Acompanho com tristeza os recentes desdobramentos da meteórica carreira do escritor americano Jonah Lehrer. Os eventos da última semana puseram em xeque o talento do jovem autor que, aos 31 anos, já tinha três livros lançados com enorme sucesso e despontava para uma promissora carreira.
Formado em Neurociências pela Universidade de Columbia e com Doutorado em Literatura e Psicologia em Oxford, Lehrer tem inegável talento para traduzir Ciências para o público leigo, mostrando no dia-a-dia as implicações do que se pesquisa na Academia.
Além dos livros, Lehrer era editor-assistente da Wired, até ser contratado pela The New Yorker para seu staff de articulistas. Foi quando tudo começou a azedar.
Jonah Lehrer em São Paulo - junho de 2012 (FOTO: minha mesmo)
Conheci Lehrer em junho, quando da sua vinda a São Paulo para um evento de educação corporativa no qual promoveria, também, seu mais recente livro, Imagine: How Creativity Works, resenhado como Livro do Mês no blog da PharmaCoaching.
Simpático e articulado em conversa informal, Lehrer surpreendeu-me pela sua postura em palco, ao dar sua palestra: apático, parecia ler um texto pronto, demonstrando pouca empatia com o público. Apesar de ter-se mostrado cordial e inclusive deixado uma entrevista agendada para o mês seguinte, quando da minha ida a Los Angeles, onde reside, algo parecia errado.
Minhas suspeitas se confirmaram dias depois, quando encontrei Daniel Pink em Phoenix. Comentei o encontro e minhas impressões com Pink, que disse que, de fato, havia algo errado ali. Mas, elegante, ele não disse o quê.
Numa rápida googlada encontrei o possível motivo de seu comportamento errático: Lehrer estava sendo acusado de auto-plágio, caracterizado pela reutilização de material próprio, previamente publicado, sem referência ao original. O autor requentara alguns textos antigos na The New Yorker. Uma falha grave, mas pequena em comparação com o que viria a seguir.
Em Imagine, um profundo estudo sobre as origens da criatividade e como ela funciona, Lehrer usa Bob Dylan como exemplo para alguns dos conceitos que explora no livro. Mas Michael C. Moynihan, jornalista do Tablet e fã ardoroso do ídolo pop americano, encontrou inconsistências nas referências a Dylan e começou a questionar Lehrer.
Profundo conhecedor da biografia do autor de Like a Rolling Stone, Moynihan pressionou o autor de Imagine, até que ele confessou: algumas frases e contextos haviam sido fabricados. Lehrer citou frases que Dylan nunca pronunciou e distorceu alguns fatos para embasar suas teorias.

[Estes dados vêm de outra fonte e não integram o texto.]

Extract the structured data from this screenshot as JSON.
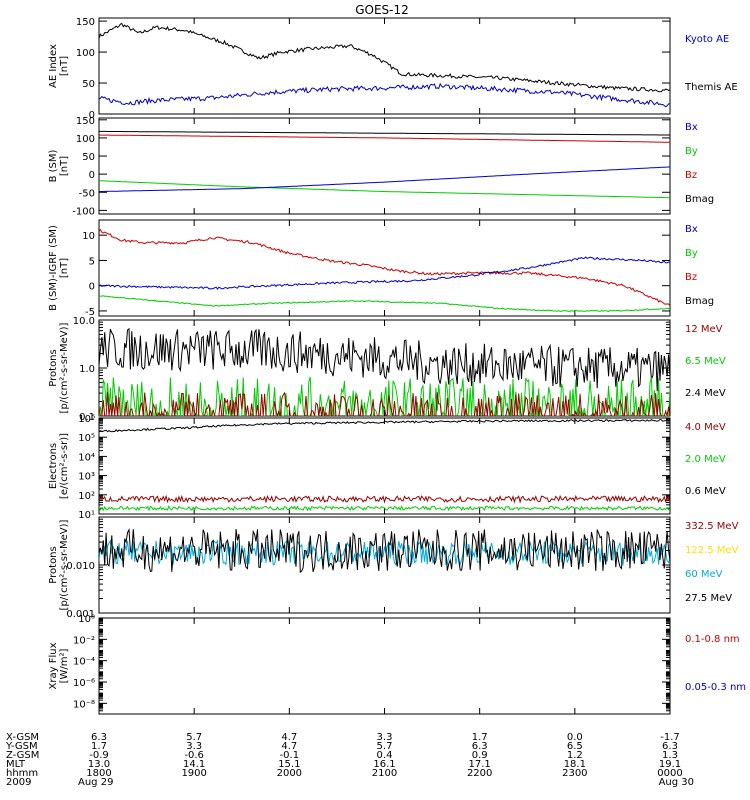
{
  "title": "GOES-12",
  "colors": {
    "black": "#000000",
    "blue": "#0000cc",
    "green": "#00cc00",
    "red": "#cc0000",
    "darkred": "#990000",
    "yellow": "#ffdd00",
    "cyan": "#00aadd"
  },
  "chart_data": [
    {
      "id": "ae",
      "type": "line",
      "ylabel": [
        "AE Index",
        "[nT]"
      ],
      "yscale": "linear",
      "ylim": [
        0,
        155
      ],
      "yticks": [
        0,
        50,
        100,
        150
      ],
      "yticklabels": [
        "0",
        "50",
        "100",
        "150"
      ],
      "legend": [
        {
          "label": "Kyoto AE",
          "color": "blue"
        },
        {
          "label": "Themis AE",
          "color": "black"
        }
      ],
      "series": [
        {
          "name": "Themis AE",
          "color": "black",
          "noise": 3,
          "x": [
            0,
            0.04,
            0.07,
            0.1,
            0.15,
            0.22,
            0.28,
            0.32,
            0.37,
            0.44,
            0.48,
            0.53,
            0.56,
            0.6,
            0.7,
            0.8,
            0.9,
            1.0
          ],
          "y": [
            125,
            145,
            130,
            140,
            135,
            115,
            90,
            100,
            105,
            110,
            95,
            65,
            63,
            62,
            58,
            50,
            42,
            38
          ]
        },
        {
          "name": "Kyoto AE",
          "color": "blue",
          "noise": 4,
          "x": [
            0,
            0.05,
            0.1,
            0.2,
            0.3,
            0.4,
            0.5,
            0.6,
            0.7,
            0.8,
            0.9,
            1.0
          ],
          "y": [
            25,
            18,
            22,
            26,
            35,
            40,
            42,
            45,
            40,
            35,
            25,
            15
          ]
        }
      ]
    },
    {
      "id": "bsm",
      "type": "line",
      "ylabel": [
        "B (SM)",
        "[nT]"
      ],
      "yscale": "linear",
      "ylim": [
        -110,
        155
      ],
      "yticks": [
        -100,
        -50,
        0,
        50,
        100,
        150
      ],
      "yticklabels": [
        "-100",
        "-50",
        "0",
        "50",
        "100",
        "150"
      ],
      "legend": [
        {
          "label": "Bx",
          "color": "blue"
        },
        {
          "label": "By",
          "color": "green"
        },
        {
          "label": "Bz",
          "color": "red"
        },
        {
          "label": "Bmag",
          "color": "black"
        }
      ],
      "series": [
        {
          "name": "Bmag",
          "color": "black",
          "noise": 0,
          "x": [
            0,
            1
          ],
          "y": [
            118,
            108
          ]
        },
        {
          "name": "Bz",
          "color": "red",
          "noise": 0,
          "x": [
            0,
            0.5,
            1
          ],
          "y": [
            108,
            100,
            88
          ]
        },
        {
          "name": "By",
          "color": "green",
          "noise": 0,
          "x": [
            0,
            0.25,
            0.5,
            1
          ],
          "y": [
            -18,
            -35,
            -48,
            -65
          ]
        },
        {
          "name": "Bx",
          "color": "blue",
          "noise": 0,
          "x": [
            0,
            0.25,
            0.5,
            0.75,
            1
          ],
          "y": [
            -48,
            -40,
            -22,
            0,
            20
          ]
        }
      ]
    },
    {
      "id": "dbsm",
      "type": "line",
      "ylabel": [
        "B (SM)-IGRF (SM)",
        "[nT]"
      ],
      "yscale": "linear",
      "ylim": [
        -6,
        13
      ],
      "yticks": [
        -5,
        0,
        5,
        10
      ],
      "yticklabels": [
        "-5",
        "0",
        "5",
        "10"
      ],
      "legend": [
        {
          "label": "Bx",
          "color": "blue"
        },
        {
          "label": "By",
          "color": "green"
        },
        {
          "label": "Bz",
          "color": "red"
        },
        {
          "label": "Bmag",
          "color": "black"
        }
      ],
      "series": [
        {
          "name": "Bz",
          "color": "red",
          "noise": 0.25,
          "x": [
            0,
            0.04,
            0.08,
            0.15,
            0.2,
            0.27,
            0.33,
            0.4,
            0.47,
            0.52,
            0.58,
            0.65,
            0.75,
            0.85,
            0.92,
            1.0
          ],
          "y": [
            11,
            9,
            8.5,
            8.5,
            9.5,
            8.5,
            6.5,
            5,
            4,
            3,
            2.3,
            2.5,
            2.5,
            1.5,
            0,
            -4
          ]
        },
        {
          "name": "Bx",
          "color": "blue",
          "noise": 0.2,
          "x": [
            0,
            0.2,
            0.4,
            0.55,
            0.65,
            0.75,
            0.85,
            0.95,
            1.0
          ],
          "y": [
            0,
            -0.5,
            0.5,
            1,
            2,
            3.5,
            5.5,
            5,
            4.5
          ]
        },
        {
          "name": "By",
          "color": "green",
          "noise": 0.1,
          "x": [
            0,
            0.1,
            0.2,
            0.3,
            0.45,
            0.6,
            0.7,
            0.8,
            0.9,
            1.0
          ],
          "y": [
            -2,
            -3,
            -4,
            -3.5,
            -3,
            -3.5,
            -4.5,
            -5,
            -5,
            -4.5
          ]
        }
      ]
    },
    {
      "id": "protons_low",
      "type": "line",
      "ylabel": [
        "Protons",
        "[p/(cm²-s-sr-MeV)]"
      ],
      "yscale": "log",
      "ylim": [
        0.1,
        10
      ],
      "yticks": [
        0.1,
        1,
        10
      ],
      "yticklabels": [
        "0.1",
        "1.0",
        "10.0"
      ],
      "legend": [
        {
          "label": "12 MeV",
          "color": "darkred"
        },
        {
          "label": "6.5 MeV",
          "color": "green"
        },
        {
          "label": "2.4 MeV",
          "color": "black"
        }
      ],
      "series": [
        {
          "name": "2.4 MeV",
          "color": "black",
          "noise": 0.45,
          "x": [
            0,
            0.3,
            0.6,
            1.0
          ],
          "y": [
            2.5,
            2.3,
            1.2,
            0.9
          ]
        },
        {
          "name": "6.5 MeV",
          "color": "green",
          "noise": 0.7,
          "x": [
            0,
            1
          ],
          "y": [
            0.13,
            0.13
          ]
        },
        {
          "name": "12 MeV",
          "color": "darkred",
          "noise": 0.5,
          "x": [
            0,
            1
          ],
          "y": [
            0.1,
            0.1
          ]
        }
      ]
    },
    {
      "id": "electrons",
      "type": "line",
      "ylabel": [
        "Electrons",
        "[e/(cm²-s-sr)]"
      ],
      "yscale": "log",
      "ylim": [
        10,
        1000000
      ],
      "yticks": [
        10,
        100,
        1000,
        10000,
        100000,
        1000000
      ],
      "yticklabels": [
        "10¹",
        "10²",
        "10³",
        "10⁴",
        "10⁵",
        "10⁶"
      ],
      "legend": [
        {
          "label": "4.0 MeV",
          "color": "darkred"
        },
        {
          "label": "2.0 MeV",
          "color": "green"
        },
        {
          "label": "0.6 MeV",
          "color": "black"
        }
      ],
      "series": [
        {
          "name": "0.6 MeV",
          "color": "black",
          "noise": 0.05,
          "x": [
            0,
            0.15,
            0.3,
            0.5,
            0.7,
            1.0
          ],
          "y": [
            200000,
            300000,
            500000,
            600000,
            700000,
            750000
          ]
        },
        {
          "name": "4.0 MeV",
          "color": "darkred",
          "noise": 0.15,
          "x": [
            0,
            1
          ],
          "y": [
            60,
            60
          ]
        },
        {
          "name": "2.0 MeV",
          "color": "green",
          "noise": 0.1,
          "x": [
            0,
            1
          ],
          "y": [
            20,
            20
          ]
        }
      ]
    },
    {
      "id": "protons_high",
      "type": "line",
      "ylabel": [
        "Protons",
        "[p/(cm²-s-sr-MeV)]"
      ],
      "yscale": "log",
      "ylim": [
        0.001,
        0.1
      ],
      "yticks": [
        0.001,
        0.01
      ],
      "yticklabels": [
        "0.001",
        "0.010"
      ],
      "legend": [
        {
          "label": "332.5 MeV",
          "color": "darkred"
        },
        {
          "label": "122.5 MeV",
          "color": "yellow"
        },
        {
          "label": "60 MeV",
          "color": "cyan"
        },
        {
          "label": "27.5 MeV",
          "color": "black"
        }
      ],
      "series": [
        {
          "name": "60 MeV",
          "color": "cyan",
          "noise": 0.25,
          "x": [
            0,
            1
          ],
          "y": [
            0.018,
            0.018
          ]
        },
        {
          "name": "27.5 MeV",
          "color": "black",
          "noise": 0.45,
          "x": [
            0,
            1
          ],
          "y": [
            0.02,
            0.02
          ]
        }
      ]
    },
    {
      "id": "xray",
      "type": "line",
      "ylabel": [
        "Xray Flux",
        "[W/m²]"
      ],
      "yscale": "log",
      "ylim": [
        1e-09,
        1
      ],
      "yticks": [
        1,
        0.01,
        0.0001,
        1e-06,
        1e-08
      ],
      "yticklabels": [
        "10⁰",
        "10⁻²",
        "10⁻⁴",
        "10⁻⁶",
        "10⁻⁸"
      ],
      "legend": [
        {
          "label": "0.1-0.8 nm",
          "color": "red"
        },
        {
          "label": "0.05-0.3 nm",
          "color": "blue"
        }
      ],
      "series": []
    }
  ],
  "ephemeris": {
    "row_labels": [
      "X-GSM",
      "Y-GSM",
      "Z-GSM",
      "MLT",
      "hhmm",
      "2009"
    ],
    "columns": [
      [
        "6.3",
        "1.7",
        "-0.9",
        "13.0",
        "1800",
        "Aug 29"
      ],
      [
        "5.7",
        "3.3",
        "-0.6",
        "14.1",
        "1900",
        ""
      ],
      [
        "4.7",
        "4.7",
        "-0.1",
        "15.1",
        "2000",
        ""
      ],
      [
        "3.3",
        "5.7",
        "0.4",
        "16.1",
        "2100",
        ""
      ],
      [
        "1.7",
        "6.3",
        "0.9",
        "17.1",
        "2200",
        ""
      ],
      [
        "0.0",
        "6.5",
        "1.2",
        "18.1",
        "2300",
        ""
      ],
      [
        "-1.7",
        "6.3",
        "1.3",
        "19.1",
        "0000",
        "Aug 30"
      ]
    ]
  }
}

A farsa manchou de vez a reputação de Lehrer, expondo um comportamento reprovável para um autor de sua projeção. Enquanto via-se forçado a pedir demissão da The New Yorker, sua editora, a Houghton Mifflin Harcourt, iniciava um recall do recém-lançado Imagine. De fato, o livro já não é mais encontrado na Amazon, nem na Barnes & Noble.
Mas o que leva um autor em franca ascensão a tal comportamento que, no fim das contas, pode custar-lhe a carreira? Uns dizem que o compromisso assumido com a The New Yorker seria o início de uma pressão para a qual ele talvez não estivesse preparado, sendo obrigado a publicar frequentemente, num tema extremamente complexo e original.
Outra vertente sustenta que Lehrer foi traído pela própria ambição, ao despontar muito cedo numa carreira que exige constante inovação - curiosamente, o tema de sua derradeira obra.
Qualquer que seja a razão, fica o alerta não só para os autores iniciantes sobre os limites do próprio talento, algo que muitos teimam em não reconhecer. Escrever já não é nada fácil, especialmente quando você entra numa lista de best sellers da qual não quer mais sair, ou precisa reinventar-se o tempo todo. E o mesmo vale para a textos acadêmicos.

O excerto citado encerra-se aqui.